Malaria is a major global health burden; approximately 250 million contract the disease and 600,000 succumb to it each year. To fight malaria, there is a strong need for sensitive rapid diagnostics tests that can detect conserved antigens in asymptomatic cases. In collaboration with the Huang Lab, we are designing binders against parasite lactate dehydrogenase (LDH) in silico. We aim to obtain reagents with picomolar binding affinities – several orders of magnitude better than monoclonal antibodies – by creating fusions of monobodies that bind to non-overlapping epitopes.

Investigation of Mechanoradical Generation

Polymers that experience sufficient mechanical force generate reactive free radicals (mechanoradicals) through covalent bond scission, which convert to H₂O₂ in the presence of water. Whether this could happen in load-bearing biological polymers, like collagen, and the effects on surrounding tissues are unknown. This project explores how different forces and biological factors influence mechanoradical generation in articular cartilage, and how these species could influence tissue mechanics, inflammation, repair and aging.
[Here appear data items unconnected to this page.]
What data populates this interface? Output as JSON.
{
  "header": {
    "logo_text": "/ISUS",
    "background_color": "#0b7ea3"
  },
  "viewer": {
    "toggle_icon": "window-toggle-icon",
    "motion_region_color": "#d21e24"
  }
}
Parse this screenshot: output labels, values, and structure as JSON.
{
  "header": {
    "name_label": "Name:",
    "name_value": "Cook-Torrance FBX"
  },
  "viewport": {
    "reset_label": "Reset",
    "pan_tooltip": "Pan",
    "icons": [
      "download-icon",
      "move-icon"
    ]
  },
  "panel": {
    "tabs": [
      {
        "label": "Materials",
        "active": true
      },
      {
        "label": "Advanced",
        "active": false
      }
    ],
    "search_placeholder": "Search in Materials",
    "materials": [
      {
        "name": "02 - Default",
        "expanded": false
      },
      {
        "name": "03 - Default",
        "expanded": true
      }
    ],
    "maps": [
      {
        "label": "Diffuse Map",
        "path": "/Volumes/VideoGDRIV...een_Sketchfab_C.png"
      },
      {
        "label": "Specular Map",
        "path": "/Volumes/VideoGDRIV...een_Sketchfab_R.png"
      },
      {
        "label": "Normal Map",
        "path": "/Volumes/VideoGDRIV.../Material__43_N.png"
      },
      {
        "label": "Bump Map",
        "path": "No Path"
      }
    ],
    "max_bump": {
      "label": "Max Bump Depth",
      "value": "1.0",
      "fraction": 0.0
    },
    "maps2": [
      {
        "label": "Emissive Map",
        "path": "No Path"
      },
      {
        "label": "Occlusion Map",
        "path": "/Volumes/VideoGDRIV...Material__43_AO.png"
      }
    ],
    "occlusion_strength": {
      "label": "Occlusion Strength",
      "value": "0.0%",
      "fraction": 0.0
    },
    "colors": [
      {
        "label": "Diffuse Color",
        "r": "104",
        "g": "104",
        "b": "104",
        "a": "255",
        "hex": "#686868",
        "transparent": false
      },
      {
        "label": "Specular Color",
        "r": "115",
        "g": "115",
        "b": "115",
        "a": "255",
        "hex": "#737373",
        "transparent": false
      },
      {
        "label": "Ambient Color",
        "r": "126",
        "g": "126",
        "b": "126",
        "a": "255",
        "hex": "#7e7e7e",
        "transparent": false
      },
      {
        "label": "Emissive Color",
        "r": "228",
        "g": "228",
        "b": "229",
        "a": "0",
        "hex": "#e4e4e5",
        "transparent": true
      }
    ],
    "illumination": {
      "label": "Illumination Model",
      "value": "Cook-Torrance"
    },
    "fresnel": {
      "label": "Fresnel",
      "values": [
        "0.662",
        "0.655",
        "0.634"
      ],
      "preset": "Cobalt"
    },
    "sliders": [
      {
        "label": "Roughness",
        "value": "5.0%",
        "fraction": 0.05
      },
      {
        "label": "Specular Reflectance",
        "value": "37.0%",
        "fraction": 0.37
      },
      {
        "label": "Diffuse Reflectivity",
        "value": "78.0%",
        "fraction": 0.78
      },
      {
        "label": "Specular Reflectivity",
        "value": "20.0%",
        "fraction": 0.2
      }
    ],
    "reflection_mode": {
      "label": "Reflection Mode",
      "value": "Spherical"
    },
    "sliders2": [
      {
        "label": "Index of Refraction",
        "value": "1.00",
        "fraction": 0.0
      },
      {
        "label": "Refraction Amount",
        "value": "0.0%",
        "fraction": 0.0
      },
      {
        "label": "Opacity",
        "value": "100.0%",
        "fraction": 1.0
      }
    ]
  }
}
Engineering a New Class of Molecular Tension Sensors

While existing FRET-based force sensors have yielded many insights into the ways by which forces are transduced across proteins, the complex optical setups and data analysis required for measuring and interpreting FRET have limited their use. We have engineered a compact, 11 kDa molecular tension sensor termed STReTCh (Sensing Tension by Reactive Tag Characterization) that does not rely on experimentally demanding FRET-based measurements and whose use follows typical fix-and-stain protocols. STReTCh reliably detects forces above 2 pN, making it one of the most most sensitive molecular force sensors described to date. As proof-of-concept, we have demonstrated that an extracellular STReTCh-based sensor reliably visualizes cell-generated forces at integrin-based adhesion complexes. In addition, we have incorporated STReTCh into vinculin, a cytoskeletal adaptor protein, as a genetically-encoded sensor of intracellular force and show that STReTCh reports on forces transmitted between the cytoskeleton and cellular adhesion complexes. We are currently building upon this work by engineering new variants of STReTCh to enable streamlined, live imaging of force in cellular systems to probe the spatiotemporal dynamics of force transmission and improve the accessibility of force measurements in biological systems.